Focus sur l’épidémie de SARS

Apparu pour la première fois en 2003, le syndrome respiratoire aigu sévère lié au coronavirus ou plus simplement syndrome respiratoire aigu sévère (SRAS) représente bien le risque que constitue la non-participation de Taïwan aux activités de l’OMS.

Le SARS est apparu pour la première fois en Chine en novembre 2002, et a provoqué une épidémie en mai 2003. À cause de la non-reconnaissance de Taïwan à l’OMS, les chercheurs du pays n’ont pas pu prendre connaissance de l’enquête globale qui avait lieu alors. La réponse de l’OMS aux chercheurs désirant des informations sur le syndrome à l’époque : « Adressez-vous à la République populaire de Chine qui, elle, est reconnue ». Même constat pour l’obtention de matériel émanant de l’OMS.

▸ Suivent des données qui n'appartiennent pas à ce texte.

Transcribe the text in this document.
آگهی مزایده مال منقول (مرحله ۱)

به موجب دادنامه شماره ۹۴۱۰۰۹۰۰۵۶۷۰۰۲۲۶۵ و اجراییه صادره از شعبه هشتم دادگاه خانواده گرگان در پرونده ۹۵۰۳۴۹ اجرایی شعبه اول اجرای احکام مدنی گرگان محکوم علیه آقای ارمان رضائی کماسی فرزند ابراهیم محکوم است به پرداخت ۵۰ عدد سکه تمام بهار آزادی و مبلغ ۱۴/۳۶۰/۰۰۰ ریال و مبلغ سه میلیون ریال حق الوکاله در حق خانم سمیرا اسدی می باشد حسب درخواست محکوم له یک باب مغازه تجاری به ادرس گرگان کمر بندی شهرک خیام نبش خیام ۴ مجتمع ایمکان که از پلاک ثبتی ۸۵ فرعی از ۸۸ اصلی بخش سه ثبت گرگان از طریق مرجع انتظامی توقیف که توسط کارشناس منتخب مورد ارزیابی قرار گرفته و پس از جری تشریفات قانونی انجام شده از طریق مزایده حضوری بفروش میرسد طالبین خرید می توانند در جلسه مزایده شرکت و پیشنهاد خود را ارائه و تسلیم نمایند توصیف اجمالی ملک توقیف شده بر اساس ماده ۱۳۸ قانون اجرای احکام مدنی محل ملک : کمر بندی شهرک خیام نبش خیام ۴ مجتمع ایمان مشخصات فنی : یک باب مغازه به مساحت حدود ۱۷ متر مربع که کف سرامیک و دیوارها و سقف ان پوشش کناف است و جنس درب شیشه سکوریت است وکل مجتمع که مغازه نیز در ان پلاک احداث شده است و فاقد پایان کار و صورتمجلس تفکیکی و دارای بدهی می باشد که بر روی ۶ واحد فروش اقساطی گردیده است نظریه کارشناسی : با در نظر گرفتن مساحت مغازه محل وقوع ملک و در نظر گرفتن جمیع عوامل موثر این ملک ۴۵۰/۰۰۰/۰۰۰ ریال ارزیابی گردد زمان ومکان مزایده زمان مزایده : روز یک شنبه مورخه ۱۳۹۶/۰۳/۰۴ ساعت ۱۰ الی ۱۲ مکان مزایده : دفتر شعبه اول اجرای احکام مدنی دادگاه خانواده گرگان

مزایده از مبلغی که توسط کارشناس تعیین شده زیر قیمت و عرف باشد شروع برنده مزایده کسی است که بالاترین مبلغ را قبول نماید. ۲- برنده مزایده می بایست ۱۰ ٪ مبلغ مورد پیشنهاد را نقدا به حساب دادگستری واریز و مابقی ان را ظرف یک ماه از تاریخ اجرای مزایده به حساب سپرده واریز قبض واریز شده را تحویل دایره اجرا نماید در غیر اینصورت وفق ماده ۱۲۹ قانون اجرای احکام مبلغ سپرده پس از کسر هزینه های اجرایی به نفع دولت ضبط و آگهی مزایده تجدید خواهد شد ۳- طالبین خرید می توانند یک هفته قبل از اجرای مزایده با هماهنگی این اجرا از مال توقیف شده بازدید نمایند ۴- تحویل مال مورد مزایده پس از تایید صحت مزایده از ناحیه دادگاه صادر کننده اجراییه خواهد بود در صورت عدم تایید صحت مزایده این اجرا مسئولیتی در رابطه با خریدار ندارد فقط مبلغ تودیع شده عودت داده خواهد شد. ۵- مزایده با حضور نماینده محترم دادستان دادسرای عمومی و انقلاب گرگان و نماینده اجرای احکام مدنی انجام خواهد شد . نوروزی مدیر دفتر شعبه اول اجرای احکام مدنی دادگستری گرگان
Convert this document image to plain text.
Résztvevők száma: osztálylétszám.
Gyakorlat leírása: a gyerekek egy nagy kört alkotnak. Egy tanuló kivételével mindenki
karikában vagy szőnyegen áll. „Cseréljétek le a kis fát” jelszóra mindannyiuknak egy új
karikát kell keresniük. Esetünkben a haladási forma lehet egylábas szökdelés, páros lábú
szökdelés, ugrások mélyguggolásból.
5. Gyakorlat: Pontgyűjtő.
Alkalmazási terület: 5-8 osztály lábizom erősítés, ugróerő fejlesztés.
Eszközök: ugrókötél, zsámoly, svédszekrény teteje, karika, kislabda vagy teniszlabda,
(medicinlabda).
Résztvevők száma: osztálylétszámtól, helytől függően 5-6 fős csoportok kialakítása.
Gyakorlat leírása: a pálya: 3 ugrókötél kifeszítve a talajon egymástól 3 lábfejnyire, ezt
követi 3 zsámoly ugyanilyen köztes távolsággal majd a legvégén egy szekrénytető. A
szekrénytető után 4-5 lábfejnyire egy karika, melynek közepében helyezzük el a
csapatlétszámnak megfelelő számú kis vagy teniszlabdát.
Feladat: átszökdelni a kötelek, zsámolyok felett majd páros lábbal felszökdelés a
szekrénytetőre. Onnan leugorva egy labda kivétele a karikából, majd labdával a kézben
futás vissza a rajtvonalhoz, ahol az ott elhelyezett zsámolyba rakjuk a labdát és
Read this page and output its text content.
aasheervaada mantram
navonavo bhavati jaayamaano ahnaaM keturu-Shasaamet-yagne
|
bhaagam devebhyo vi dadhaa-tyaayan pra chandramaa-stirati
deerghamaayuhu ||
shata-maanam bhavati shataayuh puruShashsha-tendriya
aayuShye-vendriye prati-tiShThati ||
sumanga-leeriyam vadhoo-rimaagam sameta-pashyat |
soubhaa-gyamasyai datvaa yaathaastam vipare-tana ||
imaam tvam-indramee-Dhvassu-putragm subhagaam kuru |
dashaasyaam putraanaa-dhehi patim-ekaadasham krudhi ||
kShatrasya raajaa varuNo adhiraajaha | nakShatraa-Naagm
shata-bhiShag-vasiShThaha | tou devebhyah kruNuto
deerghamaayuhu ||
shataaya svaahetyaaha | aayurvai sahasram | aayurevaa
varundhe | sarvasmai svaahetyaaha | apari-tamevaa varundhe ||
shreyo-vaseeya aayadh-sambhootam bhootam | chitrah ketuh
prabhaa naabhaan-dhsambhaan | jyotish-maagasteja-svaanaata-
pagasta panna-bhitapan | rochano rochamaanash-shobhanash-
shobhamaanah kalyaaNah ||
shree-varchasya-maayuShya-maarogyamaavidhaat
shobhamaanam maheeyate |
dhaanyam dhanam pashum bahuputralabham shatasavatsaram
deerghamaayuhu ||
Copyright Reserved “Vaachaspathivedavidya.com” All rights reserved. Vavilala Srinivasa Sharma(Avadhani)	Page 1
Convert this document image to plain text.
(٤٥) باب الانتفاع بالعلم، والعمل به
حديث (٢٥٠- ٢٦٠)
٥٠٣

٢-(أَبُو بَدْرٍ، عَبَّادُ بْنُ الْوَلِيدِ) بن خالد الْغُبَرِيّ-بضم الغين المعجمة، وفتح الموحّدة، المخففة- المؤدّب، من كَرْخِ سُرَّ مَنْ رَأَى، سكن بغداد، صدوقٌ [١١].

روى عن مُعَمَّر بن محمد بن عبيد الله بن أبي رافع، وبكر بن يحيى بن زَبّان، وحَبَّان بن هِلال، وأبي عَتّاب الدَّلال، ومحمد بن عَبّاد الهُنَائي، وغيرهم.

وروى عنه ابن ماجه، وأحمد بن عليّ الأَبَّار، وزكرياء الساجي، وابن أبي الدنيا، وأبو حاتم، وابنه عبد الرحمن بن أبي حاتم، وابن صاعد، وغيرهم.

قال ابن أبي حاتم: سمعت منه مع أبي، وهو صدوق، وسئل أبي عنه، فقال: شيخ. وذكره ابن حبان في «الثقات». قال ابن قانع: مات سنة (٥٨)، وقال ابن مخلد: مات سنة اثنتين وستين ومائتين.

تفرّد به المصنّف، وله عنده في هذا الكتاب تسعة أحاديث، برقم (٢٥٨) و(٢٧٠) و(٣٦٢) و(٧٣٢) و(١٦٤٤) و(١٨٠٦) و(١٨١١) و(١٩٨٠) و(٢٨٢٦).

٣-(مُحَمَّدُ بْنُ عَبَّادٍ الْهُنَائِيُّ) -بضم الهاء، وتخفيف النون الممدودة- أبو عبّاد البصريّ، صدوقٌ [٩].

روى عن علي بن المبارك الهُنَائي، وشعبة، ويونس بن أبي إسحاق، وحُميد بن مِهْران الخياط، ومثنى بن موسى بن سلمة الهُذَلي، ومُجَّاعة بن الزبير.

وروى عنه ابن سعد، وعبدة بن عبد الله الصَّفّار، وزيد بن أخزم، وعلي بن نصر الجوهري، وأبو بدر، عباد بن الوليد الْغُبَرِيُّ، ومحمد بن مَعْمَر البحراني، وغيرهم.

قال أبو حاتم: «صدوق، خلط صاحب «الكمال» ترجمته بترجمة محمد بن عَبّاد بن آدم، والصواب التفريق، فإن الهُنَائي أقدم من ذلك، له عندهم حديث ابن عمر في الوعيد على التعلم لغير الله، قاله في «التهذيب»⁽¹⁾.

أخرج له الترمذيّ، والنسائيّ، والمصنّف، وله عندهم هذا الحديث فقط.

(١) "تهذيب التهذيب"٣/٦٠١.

« Les informations émanant de l’OMS ont tardé à arriver », explique Hsu Yu-chen, épidémiologiste active au Centre de prévention et de contrôle des maladies (CDC). Les chercheurs ont alors dû se contenter de l’information présente sur le site internet de l’OMS. « Heureusement, nous avons pu compter sur l’aide du CDC américain. C’est seulement deux mois après le début de cette épidémie de SRAS que l’OMS s’est décidée à dépêcher des experts à Taïwan. C’était la première fois que cet organisme nous en fournissait en 31 ans. »

Le prix lourd

Il n’empêche que Taïwan a été dévasté par l’arrivée du SRAS. Une grande partie du personnel soignant a été infectée lors de la prise en charge des patients et, malheureusement, certains en sont morts. Plusieurs hôpitaux ont été fermés, plus de 151.000 personnes ont été mises en quarantaine à leur domicile, un avertissement aux voyageurs a été émis tandis que les écoles restaient fermées. « Nous avons payé le prix lourd pour reconnaître l’importance de la collaboration internationale face à la menace des maladies infectieuses », regrette Chen Shih-Chung.

Résultat : malgré son isolation, Taïwan a réussi à gérer efficacement cette épidémie, bien mieux que Singapour et Hong Kong par exemple. Notamment grâce au CDC qui permet de gérer en temps réel bon nombre de maladies infectieuses.